I punti di forza della Ue. Però non tutto è perduto, assicura la Commissione. Intanto l'Europa ha un punto di forza non trascurabile nelle risorse umane: nel 2008 nell'Unione Europea vi erano 1,5 milioni di ricercatori a tempo pieno, contro 1,4 milioni negli Stati Uniti e 0,71 in Giappone. Certo, la Cina ci ha già superati: nel 2008 era già a quota 1,6 milioni. L'Europa potrà farcela, secondo gli esperti di Bruxelles, se riuscirà a "creare almeno un milione di nuovi posti di lavoro nella ricerca". Una prospettiva entusiasmante per i giovani europei, afflitti dalle scarse prospettive congiunturali e dalla crescente disoccupazione. In particolare, dovranno però aumentare le disponibilità del settore privato, precisa il rapporto. Infatti più della metà dei ricercatori della Ue appartengono al settore pubblico e solo il 46% a quello privato, contro il 69% in Cina, il 73% in Giappone e l'80% negli Stati Uniti.
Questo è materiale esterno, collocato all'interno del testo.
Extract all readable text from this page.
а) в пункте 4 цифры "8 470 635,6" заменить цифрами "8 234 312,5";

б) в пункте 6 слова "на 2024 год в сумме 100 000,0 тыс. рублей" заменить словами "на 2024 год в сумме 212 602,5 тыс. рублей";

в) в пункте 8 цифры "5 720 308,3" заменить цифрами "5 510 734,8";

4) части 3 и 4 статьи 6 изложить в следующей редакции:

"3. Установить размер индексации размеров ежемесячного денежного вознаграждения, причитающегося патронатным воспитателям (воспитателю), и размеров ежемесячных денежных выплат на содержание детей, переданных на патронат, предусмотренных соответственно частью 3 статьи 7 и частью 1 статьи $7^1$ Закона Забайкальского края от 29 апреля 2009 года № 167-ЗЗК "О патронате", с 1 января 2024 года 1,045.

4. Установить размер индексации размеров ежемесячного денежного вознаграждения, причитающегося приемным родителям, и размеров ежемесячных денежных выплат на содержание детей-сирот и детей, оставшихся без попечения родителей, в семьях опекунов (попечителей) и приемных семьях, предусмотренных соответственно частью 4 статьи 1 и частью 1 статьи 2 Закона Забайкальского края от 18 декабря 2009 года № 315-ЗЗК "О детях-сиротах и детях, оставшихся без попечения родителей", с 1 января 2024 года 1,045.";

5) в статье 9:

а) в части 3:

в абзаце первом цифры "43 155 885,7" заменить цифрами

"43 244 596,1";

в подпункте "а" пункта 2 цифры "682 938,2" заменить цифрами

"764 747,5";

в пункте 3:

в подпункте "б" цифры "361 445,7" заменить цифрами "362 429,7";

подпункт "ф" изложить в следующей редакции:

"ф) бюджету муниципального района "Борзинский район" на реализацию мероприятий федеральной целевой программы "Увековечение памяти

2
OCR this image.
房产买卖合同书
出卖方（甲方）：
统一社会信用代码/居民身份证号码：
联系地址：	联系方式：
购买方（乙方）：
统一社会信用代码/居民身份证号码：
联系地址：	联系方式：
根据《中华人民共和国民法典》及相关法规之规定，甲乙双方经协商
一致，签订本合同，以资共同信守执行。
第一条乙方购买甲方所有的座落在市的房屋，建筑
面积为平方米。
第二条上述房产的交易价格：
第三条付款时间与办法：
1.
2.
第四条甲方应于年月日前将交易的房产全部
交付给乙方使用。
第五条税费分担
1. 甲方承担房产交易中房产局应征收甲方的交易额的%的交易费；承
Il confronto con gli Stati Uniti. Un passo in avanti del settore privato permetterebbe di utilizzare l'ampio numero di laureati in discipline scientifiche e ingegneria: la Ue ne produce ogni anno più di 940.000, con un tasso annuale di aumento del 4,9% registrato a partire dal 2000. Inoltre l'Unione europea sforna "quasi il doppio dei dottorati rilasciati negli Stati Uniti". Per laureati e dottorandi però il Vecchio Continente spende pochissimo, molto meno degli Stati Uniti, "con il risultato di privilegiare la quantità sulla qualità e rischiare così di deludere le attese delle imprese". E quindi gli studiosi statunitensi mettono a segno risultati più brillanti: il 15,3% di pubblicazioni statunitensi appartiene al 10% di pubblicazioni più citate nel mondo, per l'Europa la percentuale è recentemente arrivata all'11,6%, al di sopra della media mondiale del 10%, ma ancora lontana dal primato Usa.

Un'Europa divisa in due. L'Europa è indietro anche nel numero dei brevetti: Giappone e Corea del Sud praticamente la doppiano. E infine le piccole e medie imrpese europee sono sicuramente innovative, ma spendono ancora poco in ricerca e sviluppo. Anche se bisogna fare dei distinguo: nel 2007 la spesa in R&S delle PMI ha rappresentato lo 0,25% del Pil nella Ue, contro lo 0,25% del Pil negli Stati Uniti, ma in Danimarca, Finlandia, Belgio, Austria e Svezia si supera lo 0,5% del Pil. In effetti, "i fatti mostrano che il contesto per la ricerca e l'innovazione delle imprese è molto differente da uno Stato membro all'altro. I Paesi del Nord Europa occupano sistematicamente i primi posti per svariati indicatori, mentre i nuovi Stati membri tendono a concentrarsi nelle posizioni più basse di tali classifiche".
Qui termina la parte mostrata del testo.